O experiente comandante, que assume Gana pela primeira vez após ser contratado em abril, chega ao torneio com credenciais impressionantes. São cinco Copas do Mundo no currículo e nove passagens pelo comando de seleções diferentes. Seu histórico inclui passagens memoráveis no Real Madrid e como auxiliar do Manchester United, além de três campanhas consecutivas à frente do Irã.
Justamente sobre o Irã vem um detalhe intrigante: Queiroz sofreu uma humilhante goleada de 6 a 2 contra a Inglaterra no Catar, em 2022. Quando questionado sobre esse episódio, o treinador usou uma frase de efeito que resume sua filosofia: “No futebol, quatro anos são como um século. Por isso, nem me lembro onde isso aconteceu”.
A resposta, embora descontraída, esconde sabedoria. Queiroz enfatiza que extraiu “algumas lições” daquele revés e que o tempo transformou completamente o contexto. A seleção ganesa, diferentemente, chega animada após derrotar o Panamá por 1 a 0 na estreia da competição na América do Norte.

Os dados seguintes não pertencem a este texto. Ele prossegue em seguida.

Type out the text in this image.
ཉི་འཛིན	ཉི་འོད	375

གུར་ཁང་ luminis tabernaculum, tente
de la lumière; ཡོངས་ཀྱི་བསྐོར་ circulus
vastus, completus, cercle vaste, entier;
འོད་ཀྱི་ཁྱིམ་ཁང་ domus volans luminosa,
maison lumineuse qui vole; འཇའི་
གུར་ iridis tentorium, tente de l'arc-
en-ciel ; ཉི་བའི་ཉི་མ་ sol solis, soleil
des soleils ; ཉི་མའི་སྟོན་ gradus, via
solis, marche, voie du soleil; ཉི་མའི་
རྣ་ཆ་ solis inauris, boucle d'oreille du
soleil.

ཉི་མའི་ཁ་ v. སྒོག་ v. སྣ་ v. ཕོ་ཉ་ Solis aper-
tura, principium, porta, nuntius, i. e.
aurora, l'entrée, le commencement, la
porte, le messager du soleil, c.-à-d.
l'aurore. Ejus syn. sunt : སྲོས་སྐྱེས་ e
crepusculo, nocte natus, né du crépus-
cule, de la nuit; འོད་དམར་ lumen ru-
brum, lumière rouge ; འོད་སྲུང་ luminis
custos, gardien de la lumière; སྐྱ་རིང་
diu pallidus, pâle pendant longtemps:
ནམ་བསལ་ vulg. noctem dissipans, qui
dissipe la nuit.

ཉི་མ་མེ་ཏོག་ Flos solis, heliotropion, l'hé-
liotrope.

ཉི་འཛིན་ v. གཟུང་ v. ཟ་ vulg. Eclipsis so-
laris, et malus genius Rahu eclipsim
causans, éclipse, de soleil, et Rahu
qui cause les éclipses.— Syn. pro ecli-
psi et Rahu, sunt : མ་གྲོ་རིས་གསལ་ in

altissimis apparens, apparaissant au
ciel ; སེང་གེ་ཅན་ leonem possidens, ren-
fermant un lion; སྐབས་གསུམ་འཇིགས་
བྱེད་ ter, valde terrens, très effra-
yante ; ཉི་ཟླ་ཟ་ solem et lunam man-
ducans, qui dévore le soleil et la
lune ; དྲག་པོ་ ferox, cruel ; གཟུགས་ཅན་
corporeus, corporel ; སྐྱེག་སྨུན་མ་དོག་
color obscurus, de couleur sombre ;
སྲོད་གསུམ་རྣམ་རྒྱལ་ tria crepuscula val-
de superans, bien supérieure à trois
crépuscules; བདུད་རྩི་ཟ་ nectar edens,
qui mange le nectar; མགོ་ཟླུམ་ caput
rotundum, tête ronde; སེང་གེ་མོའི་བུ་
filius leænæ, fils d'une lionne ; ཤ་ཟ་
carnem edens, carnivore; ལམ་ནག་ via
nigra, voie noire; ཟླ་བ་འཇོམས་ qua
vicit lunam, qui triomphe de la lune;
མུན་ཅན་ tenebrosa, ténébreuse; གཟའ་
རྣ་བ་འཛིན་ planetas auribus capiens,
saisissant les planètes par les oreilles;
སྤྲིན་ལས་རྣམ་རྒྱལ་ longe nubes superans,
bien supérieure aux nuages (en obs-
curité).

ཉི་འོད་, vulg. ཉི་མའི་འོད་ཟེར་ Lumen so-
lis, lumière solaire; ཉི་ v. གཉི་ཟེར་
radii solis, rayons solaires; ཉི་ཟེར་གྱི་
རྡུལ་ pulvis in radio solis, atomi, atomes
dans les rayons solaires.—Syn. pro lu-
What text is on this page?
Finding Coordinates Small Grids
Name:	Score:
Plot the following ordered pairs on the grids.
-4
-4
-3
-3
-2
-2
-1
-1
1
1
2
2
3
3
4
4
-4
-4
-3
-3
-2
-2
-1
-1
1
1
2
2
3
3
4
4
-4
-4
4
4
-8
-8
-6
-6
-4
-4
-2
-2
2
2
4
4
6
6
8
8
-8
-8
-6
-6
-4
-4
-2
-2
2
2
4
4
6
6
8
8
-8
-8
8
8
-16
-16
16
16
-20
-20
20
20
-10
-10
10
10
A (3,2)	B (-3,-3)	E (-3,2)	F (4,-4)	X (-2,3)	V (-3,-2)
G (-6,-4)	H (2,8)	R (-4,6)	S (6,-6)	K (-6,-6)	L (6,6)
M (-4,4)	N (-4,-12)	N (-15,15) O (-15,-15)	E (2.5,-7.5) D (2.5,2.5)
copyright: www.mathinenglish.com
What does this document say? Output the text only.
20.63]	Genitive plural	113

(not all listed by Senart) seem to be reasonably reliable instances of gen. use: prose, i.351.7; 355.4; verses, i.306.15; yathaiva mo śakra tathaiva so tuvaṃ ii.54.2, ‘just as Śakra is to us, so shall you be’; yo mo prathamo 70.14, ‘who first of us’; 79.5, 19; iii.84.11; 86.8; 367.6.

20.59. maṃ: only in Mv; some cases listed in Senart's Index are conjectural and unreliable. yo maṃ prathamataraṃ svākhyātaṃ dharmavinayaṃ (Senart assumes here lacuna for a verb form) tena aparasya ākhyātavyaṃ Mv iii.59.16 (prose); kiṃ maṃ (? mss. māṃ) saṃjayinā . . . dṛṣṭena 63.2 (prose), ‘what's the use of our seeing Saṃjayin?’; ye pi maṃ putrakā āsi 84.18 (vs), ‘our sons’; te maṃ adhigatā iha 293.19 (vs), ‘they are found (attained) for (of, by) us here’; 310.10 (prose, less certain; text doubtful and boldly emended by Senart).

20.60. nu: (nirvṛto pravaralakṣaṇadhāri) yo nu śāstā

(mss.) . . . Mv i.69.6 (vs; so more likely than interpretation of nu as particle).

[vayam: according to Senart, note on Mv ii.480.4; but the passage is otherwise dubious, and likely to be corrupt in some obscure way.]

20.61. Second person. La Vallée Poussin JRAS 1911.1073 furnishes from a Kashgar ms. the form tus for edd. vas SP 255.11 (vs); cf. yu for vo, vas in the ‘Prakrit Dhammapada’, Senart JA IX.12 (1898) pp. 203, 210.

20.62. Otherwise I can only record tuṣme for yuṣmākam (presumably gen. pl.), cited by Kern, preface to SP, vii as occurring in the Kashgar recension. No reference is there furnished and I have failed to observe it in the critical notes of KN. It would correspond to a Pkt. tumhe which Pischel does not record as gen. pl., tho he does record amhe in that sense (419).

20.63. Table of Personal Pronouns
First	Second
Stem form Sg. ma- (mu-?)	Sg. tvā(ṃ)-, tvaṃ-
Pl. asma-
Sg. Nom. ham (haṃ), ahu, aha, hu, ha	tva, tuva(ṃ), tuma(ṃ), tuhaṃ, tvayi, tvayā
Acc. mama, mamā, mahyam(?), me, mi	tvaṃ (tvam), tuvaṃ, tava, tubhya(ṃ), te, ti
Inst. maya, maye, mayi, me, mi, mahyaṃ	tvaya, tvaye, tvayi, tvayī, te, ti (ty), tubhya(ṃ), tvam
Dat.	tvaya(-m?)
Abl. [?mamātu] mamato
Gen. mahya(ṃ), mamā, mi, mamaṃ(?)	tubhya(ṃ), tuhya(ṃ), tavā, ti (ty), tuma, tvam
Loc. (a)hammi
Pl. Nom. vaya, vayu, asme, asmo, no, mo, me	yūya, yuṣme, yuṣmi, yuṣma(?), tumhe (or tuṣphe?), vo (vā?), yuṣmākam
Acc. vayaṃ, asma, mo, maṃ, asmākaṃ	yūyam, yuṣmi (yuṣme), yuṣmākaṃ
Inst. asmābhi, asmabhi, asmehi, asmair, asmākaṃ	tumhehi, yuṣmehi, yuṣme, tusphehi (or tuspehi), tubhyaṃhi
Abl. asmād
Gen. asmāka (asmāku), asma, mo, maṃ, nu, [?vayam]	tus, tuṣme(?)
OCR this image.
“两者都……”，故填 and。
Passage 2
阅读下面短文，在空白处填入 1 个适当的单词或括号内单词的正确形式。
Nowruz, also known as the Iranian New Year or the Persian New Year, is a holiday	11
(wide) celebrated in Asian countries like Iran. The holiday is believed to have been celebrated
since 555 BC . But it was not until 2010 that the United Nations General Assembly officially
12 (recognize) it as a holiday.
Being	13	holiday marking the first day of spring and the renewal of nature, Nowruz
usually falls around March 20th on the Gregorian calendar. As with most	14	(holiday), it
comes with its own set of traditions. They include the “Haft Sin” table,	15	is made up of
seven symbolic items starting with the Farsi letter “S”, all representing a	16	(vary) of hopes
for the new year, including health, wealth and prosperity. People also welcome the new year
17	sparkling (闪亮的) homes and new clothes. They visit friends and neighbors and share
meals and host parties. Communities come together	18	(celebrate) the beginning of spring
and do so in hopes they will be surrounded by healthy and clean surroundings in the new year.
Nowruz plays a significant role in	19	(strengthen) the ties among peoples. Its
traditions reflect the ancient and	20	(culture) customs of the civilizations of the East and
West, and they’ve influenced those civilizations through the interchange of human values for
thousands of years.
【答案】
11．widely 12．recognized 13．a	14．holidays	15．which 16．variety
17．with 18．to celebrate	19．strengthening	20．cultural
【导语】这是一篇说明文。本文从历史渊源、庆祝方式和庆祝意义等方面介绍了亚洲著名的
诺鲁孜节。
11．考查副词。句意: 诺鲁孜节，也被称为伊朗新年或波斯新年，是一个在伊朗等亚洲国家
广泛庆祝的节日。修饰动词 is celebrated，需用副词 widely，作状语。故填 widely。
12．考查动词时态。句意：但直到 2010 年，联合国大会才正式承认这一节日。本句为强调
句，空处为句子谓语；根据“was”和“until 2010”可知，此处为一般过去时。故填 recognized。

A vitória inicial coloca Gana em posição privilegiada para avançar. Um empate ou nova vitória contra a Inglaterra pode levar a equipe africana diretamente às oitavas de final — algo que não acontecia desde 2010. Queiroz claramente acredita que seu time tem capacidade de aproveitar o momento e surpreender os britânicos.
O confronto promete ser eletrizante, misturando experiência com fome de vitória. Enquanto isso, o futebol se prepara para mais um capítulo da história entre dois times que buscam escrever seus próprios destinos no torneio.